Now my purpose here is not to preach the gospel of Baal or Mohammed or of anyone else. My point is that there are still people who worship Baal. Canaanite religion is still very much with us today, as are many other religions, ancient and modern.

People of many different religions have always been part of the American scene, and as Thomas Jefferson said of his Virginia Statute for Religious Freedom, “the Jew and the Gentile, the Christian and Mahometan, the Hindoo and infidel of every denomination” were meant to be included in “the mantle of its protection.”

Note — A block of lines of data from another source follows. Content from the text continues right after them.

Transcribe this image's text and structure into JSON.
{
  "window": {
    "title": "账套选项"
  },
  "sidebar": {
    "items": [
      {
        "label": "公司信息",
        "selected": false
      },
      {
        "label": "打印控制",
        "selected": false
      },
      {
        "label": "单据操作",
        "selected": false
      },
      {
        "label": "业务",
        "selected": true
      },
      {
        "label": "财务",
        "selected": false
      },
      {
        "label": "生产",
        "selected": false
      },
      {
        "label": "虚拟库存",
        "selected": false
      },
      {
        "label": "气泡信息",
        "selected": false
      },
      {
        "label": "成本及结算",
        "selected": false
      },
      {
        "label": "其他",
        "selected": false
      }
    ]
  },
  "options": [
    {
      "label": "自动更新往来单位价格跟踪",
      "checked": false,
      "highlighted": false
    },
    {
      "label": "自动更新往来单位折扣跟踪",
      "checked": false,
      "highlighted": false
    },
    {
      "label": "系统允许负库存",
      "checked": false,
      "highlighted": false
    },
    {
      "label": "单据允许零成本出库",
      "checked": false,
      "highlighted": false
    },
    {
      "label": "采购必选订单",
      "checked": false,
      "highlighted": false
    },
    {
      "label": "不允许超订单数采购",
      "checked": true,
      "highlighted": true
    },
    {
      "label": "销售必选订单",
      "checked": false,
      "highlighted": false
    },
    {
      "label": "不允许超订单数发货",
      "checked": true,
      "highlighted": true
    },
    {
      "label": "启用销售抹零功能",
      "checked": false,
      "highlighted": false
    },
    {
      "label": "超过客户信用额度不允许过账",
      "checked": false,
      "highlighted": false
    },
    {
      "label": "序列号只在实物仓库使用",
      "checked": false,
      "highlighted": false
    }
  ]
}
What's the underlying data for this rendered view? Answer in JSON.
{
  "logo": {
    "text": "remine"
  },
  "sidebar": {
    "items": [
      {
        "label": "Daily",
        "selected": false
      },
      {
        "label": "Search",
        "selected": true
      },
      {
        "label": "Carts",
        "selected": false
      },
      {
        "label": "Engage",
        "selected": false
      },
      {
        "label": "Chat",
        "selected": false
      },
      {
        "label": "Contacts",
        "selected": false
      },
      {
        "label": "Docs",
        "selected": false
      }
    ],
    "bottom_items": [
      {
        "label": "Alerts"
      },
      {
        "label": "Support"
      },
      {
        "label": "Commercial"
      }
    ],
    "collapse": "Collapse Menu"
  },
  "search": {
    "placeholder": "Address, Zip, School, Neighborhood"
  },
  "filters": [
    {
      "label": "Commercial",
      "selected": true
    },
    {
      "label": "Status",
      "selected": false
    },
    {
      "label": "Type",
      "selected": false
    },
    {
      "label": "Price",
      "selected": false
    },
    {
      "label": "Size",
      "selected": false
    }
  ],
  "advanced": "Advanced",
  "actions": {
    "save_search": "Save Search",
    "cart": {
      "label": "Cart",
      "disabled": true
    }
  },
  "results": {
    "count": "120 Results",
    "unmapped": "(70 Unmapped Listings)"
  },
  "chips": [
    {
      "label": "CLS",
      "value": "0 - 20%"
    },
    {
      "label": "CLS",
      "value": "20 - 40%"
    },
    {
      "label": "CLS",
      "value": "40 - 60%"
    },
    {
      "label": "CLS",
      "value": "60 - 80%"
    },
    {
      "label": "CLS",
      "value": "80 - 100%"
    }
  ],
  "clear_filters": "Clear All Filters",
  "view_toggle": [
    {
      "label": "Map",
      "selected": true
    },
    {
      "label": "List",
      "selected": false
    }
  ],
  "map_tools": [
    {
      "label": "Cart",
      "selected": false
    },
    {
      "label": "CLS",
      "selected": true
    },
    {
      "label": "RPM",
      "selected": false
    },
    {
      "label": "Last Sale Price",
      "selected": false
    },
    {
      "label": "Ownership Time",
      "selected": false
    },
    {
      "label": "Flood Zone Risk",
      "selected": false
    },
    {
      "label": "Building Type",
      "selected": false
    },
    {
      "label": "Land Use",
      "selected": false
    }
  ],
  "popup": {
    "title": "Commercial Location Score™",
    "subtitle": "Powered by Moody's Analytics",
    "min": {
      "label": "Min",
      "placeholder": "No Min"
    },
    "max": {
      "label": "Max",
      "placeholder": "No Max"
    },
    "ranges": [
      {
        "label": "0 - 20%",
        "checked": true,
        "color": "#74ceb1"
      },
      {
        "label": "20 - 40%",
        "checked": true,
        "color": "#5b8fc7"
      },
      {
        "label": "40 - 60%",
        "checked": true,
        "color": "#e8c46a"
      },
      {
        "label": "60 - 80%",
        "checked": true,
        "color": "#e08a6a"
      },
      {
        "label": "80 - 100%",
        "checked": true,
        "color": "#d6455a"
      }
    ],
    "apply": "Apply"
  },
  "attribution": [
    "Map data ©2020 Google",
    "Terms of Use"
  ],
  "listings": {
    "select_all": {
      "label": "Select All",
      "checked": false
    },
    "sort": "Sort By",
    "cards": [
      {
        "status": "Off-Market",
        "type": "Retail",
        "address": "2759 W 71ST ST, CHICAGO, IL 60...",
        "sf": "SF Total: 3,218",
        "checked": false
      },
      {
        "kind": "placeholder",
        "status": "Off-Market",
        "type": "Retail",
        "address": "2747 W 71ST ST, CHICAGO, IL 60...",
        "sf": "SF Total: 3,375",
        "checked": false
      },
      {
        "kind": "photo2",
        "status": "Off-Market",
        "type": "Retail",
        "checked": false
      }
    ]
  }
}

Certainly, we cannot include everyone if we cannot talk to them. Under the Constitution, all religions are equal, whatever devotees of one or the other might believe about “true” religion. Hibbs and his friends might want to brush up on that Constitution, because like it or not, it, and not the Bible, is still the law of the land.

And Hibbs be damned, we should all be talking to one another, as often and as much as possible. Being able to do that is the best part of being a citizen of a pluralistic modern liberal democracy. After all, the more we talk to each other, the better we will get along. After all, it’s harder to hate those you get to know.

And how can that be a bad thing?

Notes:
[1] Nor does it help that he was made the “heavy” in the popular Blizzard role playing game Diablo II, which draws on Abrahamic mythology rather than history. A reasonable substitute for Baal in this game would be YHWH. We have to wonder in this case what reception the game would have had.
[2] William G. Dever, Did God Have a Wife? Archaeology and Folk Religion in Ancient Israel (Eerdman’s, 2005), 157.
[3] Dever (2005), 235.
[4] Robin Lane Fox, Travelling Heroes in the Epic Age of Homer (Vintage, 2008), 244.